第11章 帰還3
次第に賑わしくなる城内。
早朝から武将達が登城し、皆慌てて、掃除やら朝餉の準備をしている。仕方がない。予期せぬ武将達の登城。
いつもよりかなり早いが、文句など言えないのだ。
そんな慌ただしい廊下を政宗は、足早に歩いていた。
と、正面から来る人物に目を細める。
「家康殿……」
そう呟いた政宗に、家康の眉間に皺が寄る。
「政宗か。珍しく早起きだな」
さらっと嫌味を言う家康に、今度は、政宗の顔が引き攣る。
いや、それだけではない。今、呼び捨てにされたのだ。
「腹を立てるなよ。俺の事も『家康』で良い」
顔に出ていたのだろうが、それを見て薄く笑う家康に、苛つく政宗。
「分かった。俺も『家康』と呼び捨てにする。……しかし、急に砕けた話し方になったな」
「は……? 昨日からだぞ。信長様からもジジくさい話し方をするなって言われたからな」
「ああ、そうだったな。ところで、家康は、こんな朝早くどうした?」
さも当たり前のように砕けた話し方をする政宗。
良いとは言ったが、一応家康の方が格上。
小さく溜め息を吐き、問いに答える。
「信長様のところだ。昨夜あつ姫様を見つけて、城にお連れしたから、その報告……」
「……っ‼︎ あつ姫様、見つかったのか!」
家康の両肩をガシッと掴み、大声を出す政宗に、若干引き気味になる。
「近いし、五月蝿いぞ、政宗」
「あ、ああ……すまん」
言われて、両手を離し一歩下がる。
だが、早く話を聞きたい政宗。
「家康、あつ姫様はご無事なのか? いつ見つけた? 何処にいらっしゃったんだ?」
「政宗……質問が多いな。あつ姫様は、お怪我もなくご無事だ。細かい話はしない」
「……お前、案外、意地が悪いな。まあ良い。あつ姫様がご無事なら問題ない。

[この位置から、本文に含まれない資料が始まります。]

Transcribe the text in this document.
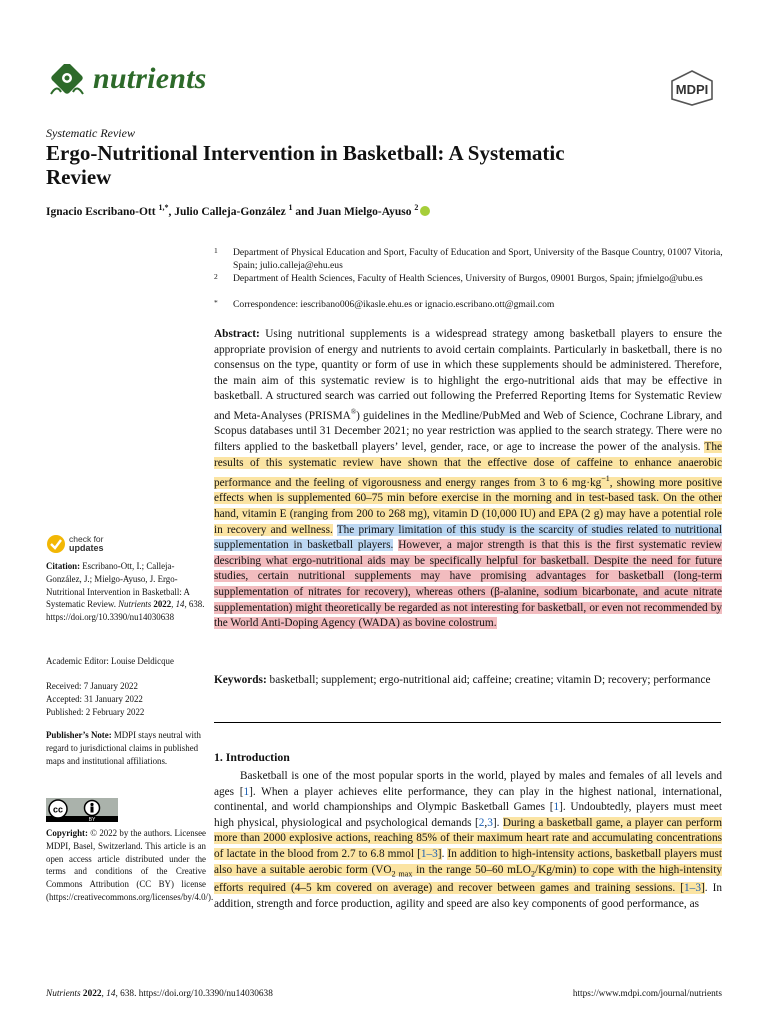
nutrients	MDPI
Systematic Review
Ergo-Nutritional Intervention in Basketball: A Systematic Review
Ignacio Escribano-Ott $^{1,*}$, Julio Calleja-González $^1$ and Juan Mielgo-Ayuso $^2$
1 Department of Physical Education and Sport, Faculty of Education and Sport, University of the Basque Country, 01007 Vitoria, Spain; julio.calleja@ehu.eus
2 Department of Health Sciences, Faculty of Health Sciences, University of Burgos, 09001 Burgos, Spain; jfmielgo@ubu.es
* Correspondence: iescribano006@ikasle.ehu.es or ignacio.escribano.ott@gmail.com
Abstract: Using nutritional supplements is a widespread strategy among basketball players to ensure the appropriate provision of energy and nutrients to avoid certain complaints. Particularly in basketball, there is no consensus on the type, quantity or form of use in which these supplements should be administered. Therefore, the main aim of this systematic review is to highlight the ergo-nutritional aids that may be effective in basketball. A structured search was carried out following the Preferred Reporting Items for Systematic Review and Meta-Analyses (PRISMA®) guidelines in the Medline/PubMed and Web of Science, Cochrane Library, and Scopus databases until 31 December 2021; no year restriction was applied to the search strategy. There were no filters applied to the basketball players’ level, gender, race, or age to increase the power of the analysis. The results of this systematic review have shown that the effective dose of caffeine to enhance anaerobic performance and the feeling of vigorousness and energy ranges from 3 to 6 $mg\cdot kg^{-1}$, showing more positive effects when is supplemented 60–75 min before exercise in the morning and in test-based task. On the other hand, vitamin E (ranging from 200 to 268 mg), vitamin D (10,000 IU) and EPA (2 g) may have a potential role in recovery and wellness. The primary limitation of this study is the scarcity of studies related to nutritional supplementation in basketball players. However, a major strength is that this is the first systematic review describing what ergo-nutritional aids may be specifically helpful for basketball. Despite the need for future studies, certain nutritional supplements may have promising advantages for basketball (long-term supplementation of nitrates for recovery), whereas others (β-alanine, sodium bicarbonate, and acute nitrate supplementation) might theoretically be regarded as not interesting for basketball, or even not recommended by the World Anti-Doping Agency (WADA) as bovine colostrum.
Keywords: basketball; supplement; ergo-nutritional aid; caffeine; creatine; vitamin D; recovery; performance
1. Introduction
Basketball is one of the most popular sports in the world, played by males and females of all levels and ages [1]. When a player achieves elite performance, they can play in the highest national, international, continental, and world championships and Olympic Basketball Games [1]. Undoubtedly, players must meet high physical, physiological and psychological demands [2,3]. During a basketball game, a player can perform more than 2000 explosive actions, reaching 85% of their maximum heart rate and accumulating concentrations of lactate in the blood from 2.7 to 6.8 mmol [1–3]. In addition to high-intensity actions, basketball players must also have a suitable aerobic form ($VO_{2 max}$ in the range 50–60 mLO$_2$/Kg/min) to cope with the high-intensity efforts required (4–5 km covered on average) and recover between games and training sessions. [1–3]. In addition, strength and force production, agility and speed are also key components of good performance, as
check for
updates
Citation: Escribano-Ott, I.; Calleja-González, J.; Mielgo-Ayuso, J. Ergo-Nutritional Intervention in Basketball: A Systematic Review. Nutrients 2022, 14, 638. https://doi.org/10.3390/nu14030638
Academic Editor: Louise Deldicque
Received: 7 January 2022
Accepted: 31 January 2022
Published: 2 February 2022
Publisher’s Note: MDPI stays neutral with regard to jurisdictional claims in published maps and institutional affiliations.
cc
BY
Copyright: © 2022 by the authors. Licensee MDPI, Basel, Switzerland. This article is an open access article distributed under the terms and conditions of the Creative Commons Attribution (CC BY) license (https://creativecommons.org/licenses/by/4.0/).
Nutrients 2022, 14, 638. https://doi.org/10.3390/nu14030638	https://www.mdpi.com/journal/nutrients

……そうか、それなら、信長様のご機嫌伺いに行っても大丈夫だな」
家康の思った通り、政宗は、天主に向かっていた。
まあ、自分の歩いていた廊下は、天主へと続くのだから、分かって当たり前なのだが。
「止めた方が良い。信長様はまだ機嫌が悪いぞ。それでなくても、政宗に対してのお怒りは解けていない。……ああ、それに、あつ姫様と朝餉らしいから、邪魔をするとお前への怒りが増すだけだ」
家康の言葉にガックリと項垂れる政宗だった。